Neilson was found not guilty of the attempted murders of sub-postmistress Margaret "Peggy" Grayland and PC Tony White but guilty of the lesser alternative charges of inflicting grievous bodily harm on Mrs Grayland and possessing a shotgun with the intent of endangering life at Mansfield. A charge of attempting to murder a security guard named Gerald Smith whom he shot six times while checking the Whittle ransom trail was left on file because of legal complications due to fact that Mr Smith died more than a year and a day after being shot. Had this charge gone ahead, he would have told the court that the six bullets had been fired at a dog but instead accidentally hit the unfortunate Mr Smith.

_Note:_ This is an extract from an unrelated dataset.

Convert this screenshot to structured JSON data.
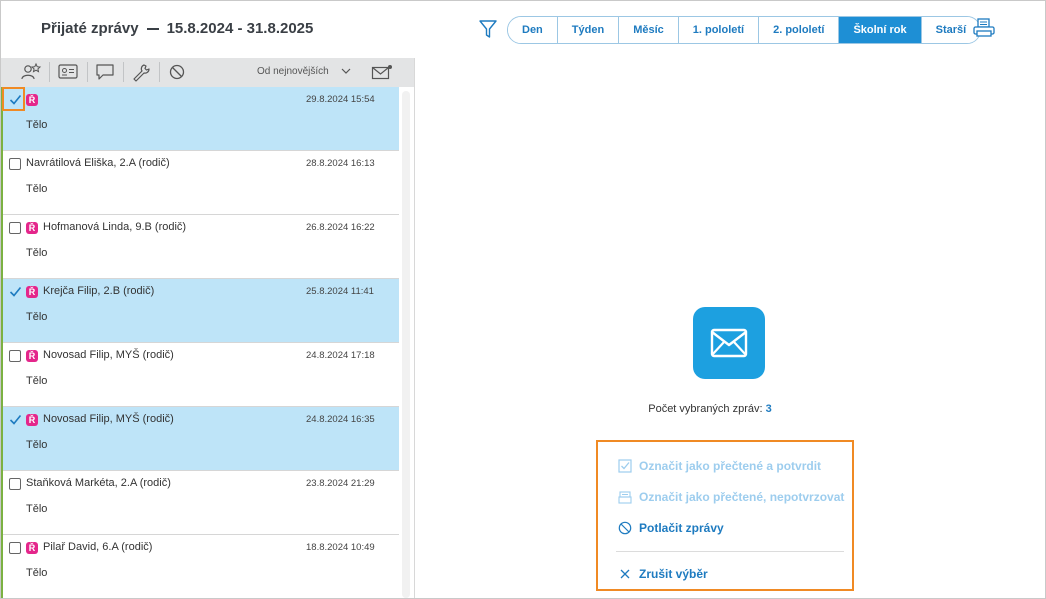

The trial judge recommended that Neilson receive a whole life tariff.
After the verdicts, his counsel, Gilbert Gray QC, visited him in the cells below the court. He found his client in the corner of his cell curled up in a foetal position, totally broken and dejected, filled with immense remorse for Lesley Whittle and her family.[9]

2008 appeal

Following subsequent legal judgements in various other cases, and the implications of European Union Human Rights laws, Neilson was confirmed on numerous occasions to be on the Home Office's list of prisoners with whole life tariffs, as a succession of Home Secretaries ruled that life should mean life for Neilson.
In 2008, Neilson applied to the High Court to have his minimum term reverted to 30 years. On 12 June 2008 Mr Justice Teare upheld the whole life tariff, saying:[10][11]
This is a case where the gravity of the applicant's offences justifies a whole life order. The manner in which the young girl was killed demonstrates that it too involved a substantial degree of premeditation or planning. It also involved the abduction of the young girl. The location and manner of Lesley Whittle's death indicates that she must have been subjected by the applicant to a dreadful and horrific ordeal.

Death

In 2008, Neilson was diagnosed with motor neurone disease, a progressive and fatal condition.[12] He was taken from Norwich Prison to Norfolk and Norwich University Hospital in the early hours of 17 December 2011 after developing breathing difficulties and was pronounced dead the following day.[1]

In popular culture

Neilson's life and crimes were portrayed in the 1977 film The Black Panther directed by Ian Merrick and starring Donald Sumpter as Neilson. It was released on DVD in 2012.